アドラー心理学でリプライ上手

 先日、twitterでアンケート機能を使用して次のようなことをフォロワーさんに聞いてみました。

 以上の結果からわかるのは、クリエイターさんはリプライ(作品に対する感想)を求めているということです。
 ところが、リプライは「リツイート」や「いいね」と違ってボタンのクリックだけでは行えません。自分でメッセージを考える必要があります。
 クリエイターは往々にしてリプライによるメッセージを求めています。しかし、普段リツイートやいいねで好意を示していると、どうしても言葉で伝える能力は鍛えられません。
 そこで、この記事ではどのようなリプライを送ればいいのかを『アドラー心理学』の知恵を使いながら解説していきます。

アドラー心理学とは?

 アドラー心理学とは、ウィーンの心理学者アドラーが創始した心理学の一派です。個人心理学とも呼ばれます。
 アドラー心理学では「勇気づけ」と「勇気くじき」という考え方が重要となります。アドラー心理学を用いた心理療法では勇気づけを行い、患者の神経症を治療していきます。

クソリプとは「勇気くじき」

 クリエイターに喜ばれるリプライについて考えるために、まずその逆のクリエイターに嫌がられるリプライについて考えてみましょう。いわゆるクソリプというやつです。
 クソリプはクリエイターを不愉快にさせ、ときにはモチベーションを低減させます。
 アドラー心理学では、クソリプのように他者のやる気を削ぐメッセージを送ることを「勇気くじき」といいます。
 クソリプにも色々ありますが、例えば以下のようなパターンがあります。

  • 作品のアラばかり探して批判する
  • 「××さん(他のクリエイターの名前)に似てますね」と指摘する
  • 対価も提供せずに自分のために何かつくってくれと依頼する

 こんなメッセージを投げつけられては、クリエイターのモチベーションが低減して当たり前です。

 では、自分のメッセージが勇気くじきにならないためにはどうすればいいのでしょうか。
「勇気くじき」の対義語となるのが「勇気づけ」です。
 クリエイターがもらって喜ぶリプライとは勇気づけとなるリプライです。

キーワードは「共同体感覚」

 勇気づけのメッセージを送るためにキーワードは「共同体感覚」という概念です。
 共同体感覚とは、他者を仲間とみなし居場所を見出すことをいいます。
 人が共同体感覚を得るためには、以下のことが重要です。

  • 自己受容:自分が有能であると思えること
  • 他者貢献:他者の役に立っていると思えること
  • 他者信頼:他者が自分の味方だと思えること

 勇気づけとは、他者に対して共同体感覚を抱かせるための援助であるといえます。

 クリエイターの中には自分の作品に自信を持てない人もいます。自信を持てないからこそ向上心を抱き、日々精進するという側面もあります。
 しかし、やっぱり自信はないよりあった方がいい。根拠のない自信は傲慢なだけですが、謙虚な自信はその人の魅力を惹き立てるからです。

 自信を持つということは、共同体感覚を得るための条件である「自己受容」を満たすことです。
 自分の作品には意味があると確信を持てれば、他者に感動させられる、楽しんでもらえると思えるようになります。つまり「他者貢献」もクリアできます。
 そして、他者貢献により相手が喜んでくれればその相手が味方だと認識できるので「他者信頼」も達成となります。

信者ではなく味方になる

 何かをつくったことにより共同体感覚を得られる。これはクリエイターのモチベーションを加速させます。自分に価値があると感じられれば、新しい作品を暗中模索でも作り上げようという勇気を抱けます。
 クリエイターをリプライで勇気づけする場合に重要となるのが、「信者」になるのではなく「味方」になることです。
 信者だとクリエイターという神とそれにかしずく人々という縦の関係です。しかし、味方であればフラットな横の関係です。
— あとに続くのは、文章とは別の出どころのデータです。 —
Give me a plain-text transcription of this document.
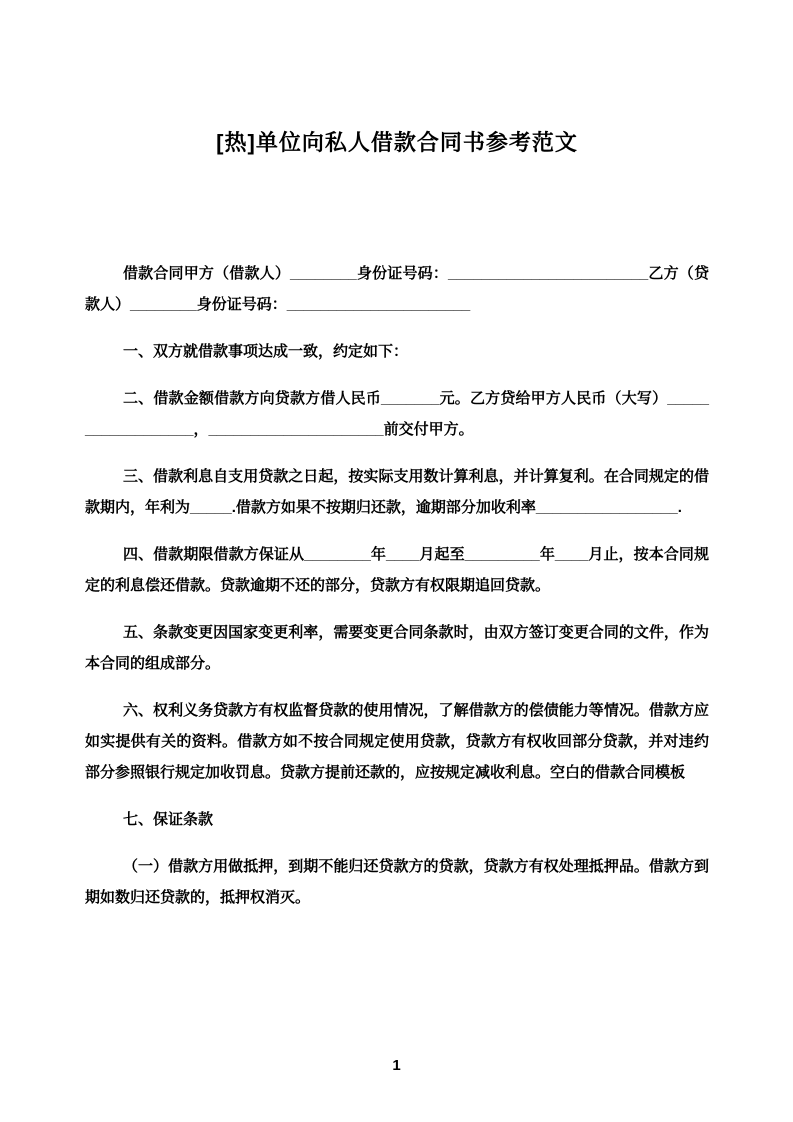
[热]单位向私人借款合同书参考范文

借款合同甲方（借款人）________身份证号码：________________________乙方（贷款人）________身份证号码：______________________

一、双方就借款事项达成一致，约定如下：

二、借款金额借款方向贷款方借人民币_______元。乙方贷给甲方人民币（大写）__________________，_____________________前交付甲方。

三、借款利息自支用贷款之日起，按实际支用数计算利息，并计算复利。在合同规定的借款期内，年利为_____.借款方如果不按期归还款，逾期部分加收利率_________________.

四、借款期限借款方保证从________年____月起至_________年____月止，按本合同规定的利息偿还借款。贷款逾期不还的部分，贷款方有权限期追回贷款。

五、条款变更因国家变更利率，需要变更合同条款时，由双方签订变更合同的文件，作为本合同的组成部分。

六、权利义务贷款方有权监督贷款的使用情况，了解借款方的偿债能力等情况。借款方应如实提供有关的资料。借款方如不按合同规定使用贷款，贷款方有权收回部分贷款，并对违约部分参照银行规定加收罚息。贷款方提前还款的，应按规定减收利息。空白的借款合同模板

七、保证条款

（一）借款方用做抵押，到期不能归还贷款方的贷款，贷款方有权处理抵押品。借款方到期如数归还贷款的，抵押权消灭。

1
 信者は神をちやほやします。ちやほやされている間は神であるクリエイターは気持ちがいいでしょう。しかし、これは逆にちやほやされなくなったらモチベーションが激減するということにもなりかねません。
 また、信者はあくまで理想を膨らませているだけであって理解者ではありません。理解者がいない以上、クリエイターは孤独なままです。
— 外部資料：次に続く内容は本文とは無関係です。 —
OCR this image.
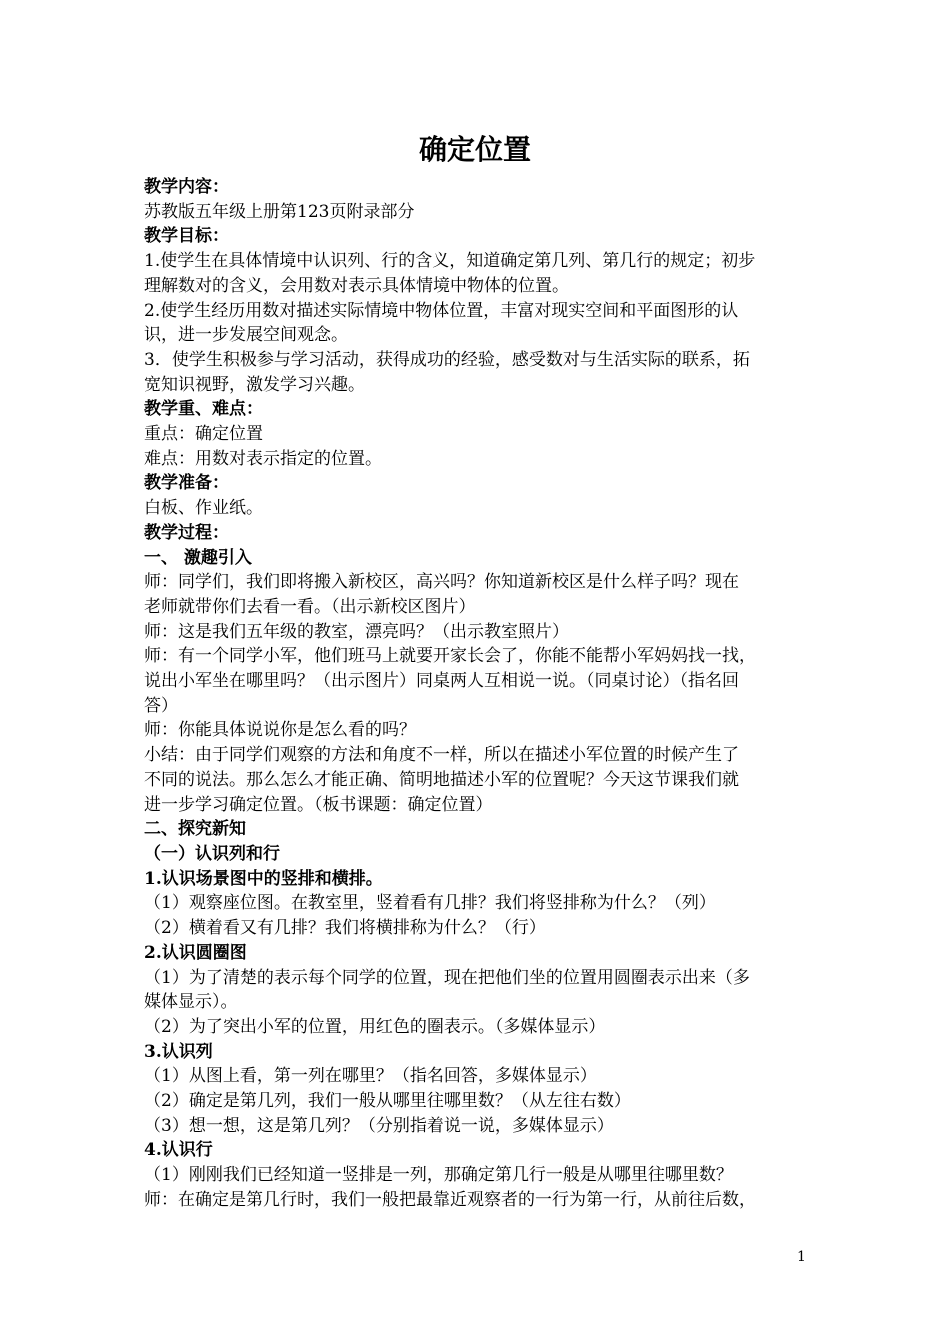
确定位置
教学内容：
苏教版五年级上册第123页附录部分
教学目标：
1.使学生在具体情境中认识列、行的含义，知道确定第几列、第几行的规定；初步
理解数对的含义，会用数对表示具体情境中物体的位置。
2.使学生经历用数对描述实际情境中物体位置，丰富对现实空间和平面图形的认
识，进一步发展空间观念。
3．使学生积极参与学习活动，获得成功的经验，感受数对与生活实际的联系，拓
宽知识视野，激发学习兴趣。
教学重、难点：
重点：确定位置
难点：用数对表示指定的位置。
教学准备：
白板、作业纸。
教学过程：
一、 激趣引入
师：同学们，我们即将搬入新校区，高兴吗？你知道新校区是什么样子吗？现在
老师就带你们去看一看。（出示新校区图片）
师：这是我们五年级的教室，漂亮吗？（出示教室照片）
师：有一个同学小军，他们班马上就要开家长会了，你能不能帮小军妈妈找一找，
说出小军坐在哪里吗？（出示图片）同桌两人互相说一说。（同桌讨论）（指名回
答）
师：你能具体说说你是怎么看的吗？
小结：由于同学们观察的方法和角度不一样，所以在描述小军位置的时候产生了
不同的说法。那么怎么才能正确、简明地描述小军的位置呢？今天这节课我们就
进一步学习确定位置。（板书课题：确定位置）
二、探究新知
（一）认识列和行
1.认识场景图中的竖排和横排。
（1）观察座位图。在教室里，竖着看有几排？我们将竖排称为什么？（列）
（2）横着看又有几排？我们将横排称为什么？（行）
2.认识圆圈图
（1）为了清楚的表示每个同学的位置，现在把他们坐的位置用圆圈表示出来（多
媒体显示）。
（2）为了突出小军的位置，用红色的圈表示。（多媒体显示）
3.认识列
（1）从图上看，第一列在哪里？（指名回答，多媒体显示）
（2）确定是第几列，我们一般从哪里往哪里数？（从左往右数）
（3）想一想，这是第几列？（分别指着说一说，多媒体显示）
4.认识行
（1）刚刚我们已经知道一竖排是一列，那确定第几行一般是从哪里往哪里数？
师：在确定是第几行时，我们一般把最靠近观察者的一行为第一行，从前往后数，
1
 一方で味方はクリエイターをちやほやしません。良いと思ったことを温かく伝えます。
 また、クリエイターをきちんと理解しているので孤独に寄り添うことも可能です。

まとめ

 クリエイターはリプライを求めています。
 これは何かをつくるという行為を通して、他者とのつながりを求めているという意味なのかもしれません。
 素晴らしいと思ったクリエイターがいたら、その人に共同体感覚を抱いてもらえるように勇気づけとなるメッセージを送るといいでしょう。